Plus encore, Smart Me Up développe une solution de reconnaissance faciale tandis que CardioLogs Technologies, Khresterion et Dexstr sont porteurs d’innovations dans les domaines de la santé. Mais c’est avant tout dans les solutions aux entreprises que les IA françaises connaissent le plus de succès. L'éditeur de logiciels Antidot fait figure de précurseur depuis sa création en 1999, suivi entre autres de Sinequa et de Dataiku.


Made in France : le « deep learning »


Le point commun de ces entreprises est d’avoir su prendre le récent virage technologique du deep learning. Sous cette appellation se trouve le nouveau paradigme de l’IA qui consiste à « laisser » la machine apprendre et s’améliorer d’elle-même plutôt que de tout encoder initialement. On parle d’apprentissage non supervisé, plus proche de celui opéré par les cerveaux organiques. Là encore, à l’origine de cette révolution conceptuelle et technologique se trouve un Français : Yann LeCun, un des pères du deep learning et des réseaux de neurones convolutifs, aujourd’hui à la tête de la division FAIR à Paris.


L’élaboration de cette technologie a permis de franchir un cap dans la reconnaissance des données non structurées (comme les images).
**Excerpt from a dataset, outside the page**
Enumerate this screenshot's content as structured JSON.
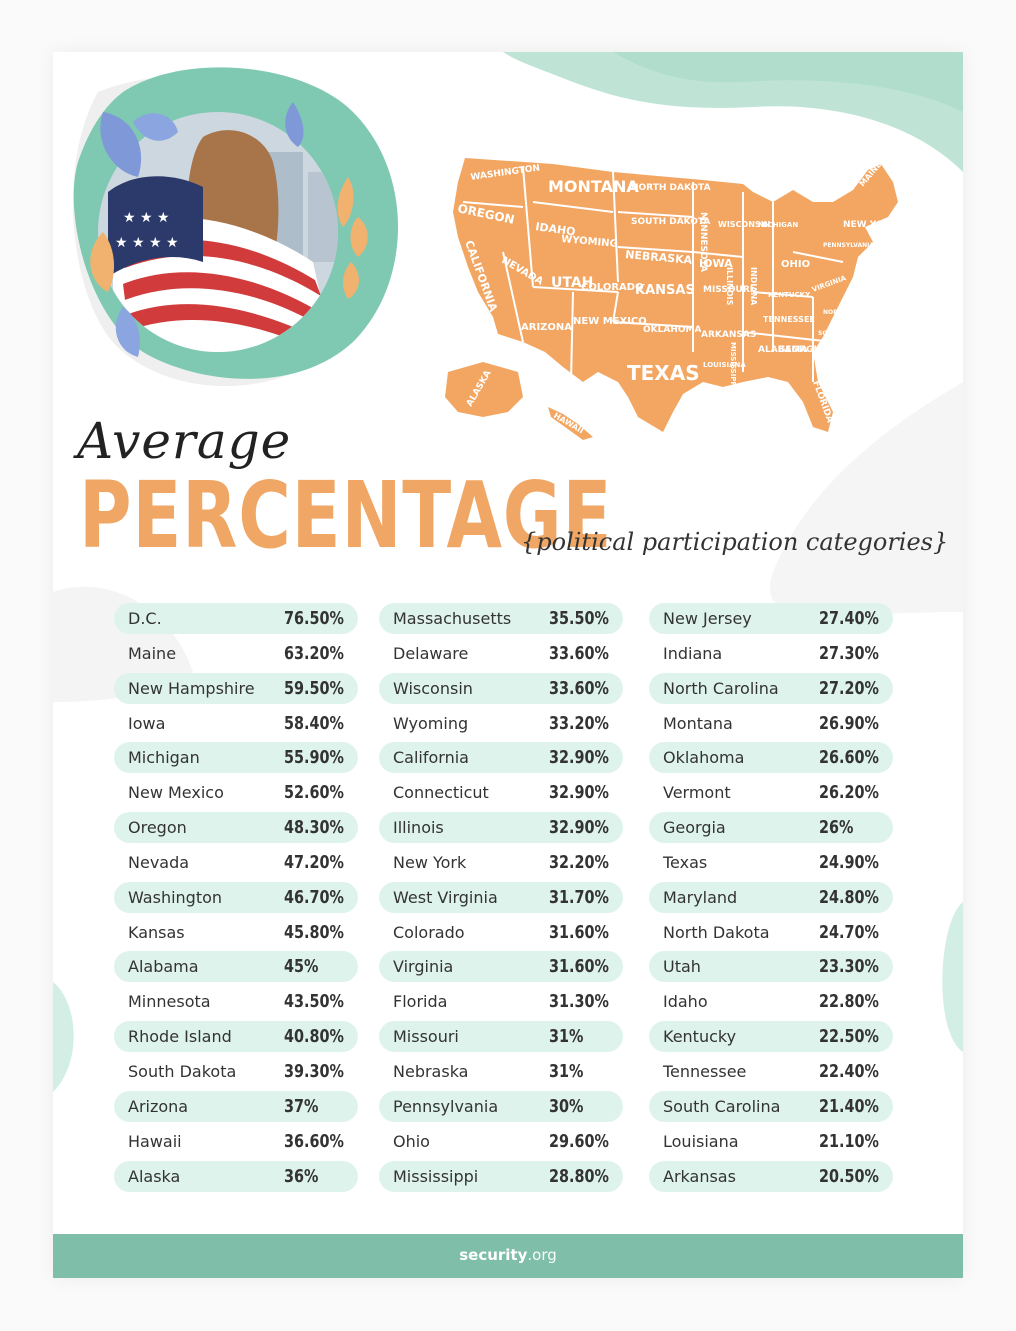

La compréhension de ces données complexes est une étape importante dans l’histoire de l’évolution de l’IA, évolution qui semble s’aligner, pour le meilleur, sur les prévisions émises par le prospectiviste Joël de Rosnay.


Vers un hyper-humanisme ?


Dès 1995, le désormais Président exécutif de Biotics International et conseiller du Président d’Universcience annonçait, dans L’Homme symbiotique, une coopération de plus en plus importante entre l’Homme et le « cybionte », dont émergerait un hyper-humanisme. Ce nouvel humanisme s’oppose à un transhumanisme, jugé individualiste et égoïste, et serait le fruit de la progression conjointe de l’IA et des capacités cognitives de l’Homme. L’hyper-humanisme concrétise ainsi le recentrage de l’activité humaine vers ce qui caractérise fondamentalement son humanité : l’altruisme et l’empathie.


C’est par conséquent au cœur du débat éthique que la France trouvera également sa légitimité dans le secteur de l'IA. En assumant son rôle dans la définition de ce nouveau monde technologique, la France pourra, une fois encore, y faire rayonner les valeurs des Lumières.